L'infirmière Libérale Magazine n° 269 du 01/04/2011

 

SANTÉ PUBLIQUE

Actualité

ÉTAT DES LIEUX > Gynécologie sans frontières organisait début mars la 3e Journée humanitaire sur la santé des femmes au Palais du Luxembourg, avec pour thème les maternités adolescentes.

Chaque année, environ 18 000 grossesses concernent des mineures en France. 30 % sont menées à terme – soit 4 500 naissances par an – et 70 % font l’objet d’une interruption volontaire de grossesse (IVG)(1). Qu’elles soient désirées ou non, ces grossesses étaient l’objet de la 3e Journée humanitaire de l’ONG Gynécologie sans frontières(2).

« Depuis les années soixante-dix et la mise en place de politiques de prévention, les cas sont de moins en moins fréquents. On dénombrait encore 11 000 naissances en 1980, c’est presque trois fois plus qu’aujourd’hui », relève Florence Francillon, sage-femme à l’hôpital Poissy-Saint-Germain-en-Laye (78) et vice-présidente de Gynécologie sans frontières. À titre de comparaison, elles sont quatre fois plus fréquentes en Grande-Bretagne et dix fois plus aux États-Unis.

Enfanter pour se tester

Certains facteurs psycho-sociaux expliquent pour beaucoup un passage à l’acte. « On constate ainsi qu’il y a dix fois plus de jeunes filles enceintes hors du système scolaire, relève Florence Francillon.

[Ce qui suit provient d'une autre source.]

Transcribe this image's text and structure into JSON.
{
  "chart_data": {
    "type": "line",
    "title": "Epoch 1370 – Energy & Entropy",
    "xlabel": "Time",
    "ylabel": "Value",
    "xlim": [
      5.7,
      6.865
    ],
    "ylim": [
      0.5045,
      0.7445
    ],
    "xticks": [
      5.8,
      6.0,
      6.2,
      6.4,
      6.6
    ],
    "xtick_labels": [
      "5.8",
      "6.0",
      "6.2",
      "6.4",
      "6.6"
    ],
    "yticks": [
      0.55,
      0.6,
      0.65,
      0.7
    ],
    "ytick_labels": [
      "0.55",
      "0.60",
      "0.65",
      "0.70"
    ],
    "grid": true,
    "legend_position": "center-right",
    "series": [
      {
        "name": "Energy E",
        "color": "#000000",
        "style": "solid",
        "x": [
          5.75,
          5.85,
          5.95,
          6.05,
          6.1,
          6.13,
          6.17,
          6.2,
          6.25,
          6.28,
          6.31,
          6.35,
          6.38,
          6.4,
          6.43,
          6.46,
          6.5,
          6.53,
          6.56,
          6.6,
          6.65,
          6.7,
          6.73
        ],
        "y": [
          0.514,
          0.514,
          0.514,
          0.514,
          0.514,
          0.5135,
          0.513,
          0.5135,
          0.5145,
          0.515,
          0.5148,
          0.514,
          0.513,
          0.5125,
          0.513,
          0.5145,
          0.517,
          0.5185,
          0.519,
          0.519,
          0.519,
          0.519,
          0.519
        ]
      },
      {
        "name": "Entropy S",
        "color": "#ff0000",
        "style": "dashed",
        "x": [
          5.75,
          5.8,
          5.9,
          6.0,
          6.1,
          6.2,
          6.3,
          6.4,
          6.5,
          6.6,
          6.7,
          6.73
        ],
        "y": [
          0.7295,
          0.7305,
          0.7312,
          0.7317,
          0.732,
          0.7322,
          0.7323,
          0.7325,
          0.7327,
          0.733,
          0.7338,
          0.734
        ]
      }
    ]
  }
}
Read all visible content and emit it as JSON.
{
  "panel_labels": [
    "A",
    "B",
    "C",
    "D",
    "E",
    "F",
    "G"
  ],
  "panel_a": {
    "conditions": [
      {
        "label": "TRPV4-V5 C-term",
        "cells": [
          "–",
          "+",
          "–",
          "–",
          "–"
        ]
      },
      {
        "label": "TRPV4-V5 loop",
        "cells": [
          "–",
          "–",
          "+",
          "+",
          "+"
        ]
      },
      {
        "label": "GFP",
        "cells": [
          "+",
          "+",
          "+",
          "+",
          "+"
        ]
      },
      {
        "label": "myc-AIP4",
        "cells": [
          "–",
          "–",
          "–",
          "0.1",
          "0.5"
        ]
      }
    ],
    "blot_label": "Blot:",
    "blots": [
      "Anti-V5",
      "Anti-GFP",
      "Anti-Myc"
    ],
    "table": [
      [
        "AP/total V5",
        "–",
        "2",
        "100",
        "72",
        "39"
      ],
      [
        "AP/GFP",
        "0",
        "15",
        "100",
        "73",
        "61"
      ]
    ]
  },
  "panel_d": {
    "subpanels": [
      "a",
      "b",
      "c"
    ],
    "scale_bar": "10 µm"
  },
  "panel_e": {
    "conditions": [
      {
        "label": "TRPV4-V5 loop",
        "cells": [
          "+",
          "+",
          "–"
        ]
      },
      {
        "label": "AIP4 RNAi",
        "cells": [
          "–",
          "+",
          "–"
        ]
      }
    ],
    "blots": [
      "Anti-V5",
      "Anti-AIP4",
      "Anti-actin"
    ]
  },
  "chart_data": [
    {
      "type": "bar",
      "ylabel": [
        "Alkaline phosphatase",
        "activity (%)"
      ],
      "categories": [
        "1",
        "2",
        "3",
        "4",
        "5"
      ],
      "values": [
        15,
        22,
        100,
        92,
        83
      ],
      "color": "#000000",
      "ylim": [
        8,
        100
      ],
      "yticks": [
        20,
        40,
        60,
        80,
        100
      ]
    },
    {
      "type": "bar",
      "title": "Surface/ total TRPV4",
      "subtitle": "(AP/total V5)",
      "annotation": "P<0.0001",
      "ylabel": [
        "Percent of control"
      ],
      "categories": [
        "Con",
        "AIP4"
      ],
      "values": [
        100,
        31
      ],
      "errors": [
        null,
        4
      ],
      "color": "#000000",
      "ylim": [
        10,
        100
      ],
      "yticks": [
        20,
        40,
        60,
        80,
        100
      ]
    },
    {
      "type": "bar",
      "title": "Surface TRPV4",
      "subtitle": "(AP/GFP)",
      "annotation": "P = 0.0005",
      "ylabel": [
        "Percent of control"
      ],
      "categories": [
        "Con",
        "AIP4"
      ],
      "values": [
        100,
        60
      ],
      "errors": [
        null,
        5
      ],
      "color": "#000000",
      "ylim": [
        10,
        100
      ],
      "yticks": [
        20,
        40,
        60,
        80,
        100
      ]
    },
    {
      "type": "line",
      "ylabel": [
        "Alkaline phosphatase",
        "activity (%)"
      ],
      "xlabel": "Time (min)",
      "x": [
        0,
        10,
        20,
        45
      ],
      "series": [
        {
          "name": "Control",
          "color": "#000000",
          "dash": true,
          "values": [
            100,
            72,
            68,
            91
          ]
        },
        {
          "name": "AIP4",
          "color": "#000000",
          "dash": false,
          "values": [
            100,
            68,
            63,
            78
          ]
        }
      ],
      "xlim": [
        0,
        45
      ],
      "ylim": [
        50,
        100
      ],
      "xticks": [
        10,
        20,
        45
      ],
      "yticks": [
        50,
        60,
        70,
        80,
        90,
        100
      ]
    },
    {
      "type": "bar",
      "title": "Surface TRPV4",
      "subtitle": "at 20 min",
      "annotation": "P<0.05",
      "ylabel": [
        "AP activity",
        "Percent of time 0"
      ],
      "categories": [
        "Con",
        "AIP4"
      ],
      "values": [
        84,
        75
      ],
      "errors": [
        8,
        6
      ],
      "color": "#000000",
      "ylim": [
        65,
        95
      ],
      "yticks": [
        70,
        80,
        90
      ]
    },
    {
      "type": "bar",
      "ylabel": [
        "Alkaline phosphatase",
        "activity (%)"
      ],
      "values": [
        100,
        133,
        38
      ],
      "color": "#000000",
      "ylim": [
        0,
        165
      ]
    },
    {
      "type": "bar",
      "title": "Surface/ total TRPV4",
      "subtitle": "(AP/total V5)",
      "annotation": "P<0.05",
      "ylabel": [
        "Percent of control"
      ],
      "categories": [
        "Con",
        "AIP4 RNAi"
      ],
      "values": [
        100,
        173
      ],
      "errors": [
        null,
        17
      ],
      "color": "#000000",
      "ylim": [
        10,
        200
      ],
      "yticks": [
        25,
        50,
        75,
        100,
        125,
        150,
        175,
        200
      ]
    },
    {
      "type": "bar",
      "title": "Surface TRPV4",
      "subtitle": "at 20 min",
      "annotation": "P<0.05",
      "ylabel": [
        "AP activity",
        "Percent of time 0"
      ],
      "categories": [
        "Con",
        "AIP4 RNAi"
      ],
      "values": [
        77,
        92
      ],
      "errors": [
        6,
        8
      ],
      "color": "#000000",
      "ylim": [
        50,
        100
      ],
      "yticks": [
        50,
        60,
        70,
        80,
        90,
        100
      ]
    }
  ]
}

En l’absence de rite scolaire de passage, la grossesse leur permet d’espérer accéder à quelque chose et de passer à l’âge adulte, comme un diplôme le ferait. » À noter aussi l’angoisse de certaines adolescentes qui vont jusqu’à provoquer une grossesse pour tester leur corps et vérifier qu’elles sont bien capables d’être enceintes. Sans forcément mesurer les conséquences de l’IVG qui s’en suivra.

Avant la grossesse, nombre de facteurs de risques peuvent être détectés. Carence affective, absence de projet personnel, mais aussi incestes et viols répétés poussent certaines jeunes filles à l’acte. Pour le personnel soignant, ces situations peuvent parfois passer inaperçues.

Sur le plan obstétrical, une enquête réalisée au CHU de Nantes montre que les grossesses de femmes mineures ne présentent pas de risques supérieures à celles de femmes adultes(3). « Le seul risque à surveiller est le tabagisme, qui concerne une jeune fille sur deux », relevait Véronique Carton, qui dirige l’unité de gynécologie-obstétrique médico-psycho-sociale du CHU de Nantes. Mais gare aux répercussions au plan psychologique. Après l’accouchement, des signaux d’alerte sont à observer, notamment en ce qui concerne l’isolement de la mère (cf. interview). En présence d’une maternité adolescente, on observe en effet que 75 % des unions parentales se terminent par une séparation au bout de cinq ans.

(1) Rapport de l’Igas de février 2010.

(2) Organisation non gouvernementale engagée dans la promotion de la santé des femmes dans le monde.

(3) Enquête réalisée de 2003 à 2007 sur 146 dossiers admis à la maternité du CHU de Nantes.

3 questions à…

Jacques Michel, psychologue clinicien au centre éducatif Anjorrant* à Nantes (44)

Quand elle est voulue, qu’est-ce qui motive une grossesse précoce ? Je distingue plusieurs cas de figure. Certaines de ces grossesses peuvent relever d’une envie d’intégration. Il s’agit d’acquérir un statut social. Dans ce cas, c’est souvent une décision réfléchie avec le partenaire. Il y aussi des grossesses que j’appelle “identitaires”, comme pour trouver un point d’ancrage dans une errance, sortir de l’ennui de l’adolescence. Enfin, il y a les grossesses initiatiques, pour devenir adulte. Elles découlent souvent d’une confusion entre le désir de grossesse et celui d’avoir un enfant.

Vous suivez aussi des grossesses issues de viols ? En effet. Certaines sont des “grossesses SOS”. Elles font souvent l’objet d’un déni et résonnent comme un message pour les proches, comme par exemple pour dénoncer un abus sexuel dans l’entourage. Pour le personnel soignant, ces situations ne sont pas toujours faciles à repérer.

Sur le plan psychologique, quels sont les risques d’une parentalité précoce ? Après l’accouchement, beaucoup de jeunes filles sont confrontées à une rupture de formation, à l’endettement et donc à une certaine vulnérabilité sociale. Face au départ ou à l’absence du père, il peut y avoir un isolement familial et social important à surveiller.

* Centre qui accueille une trentaine de jeunes mères adolescentes et leurs enfants.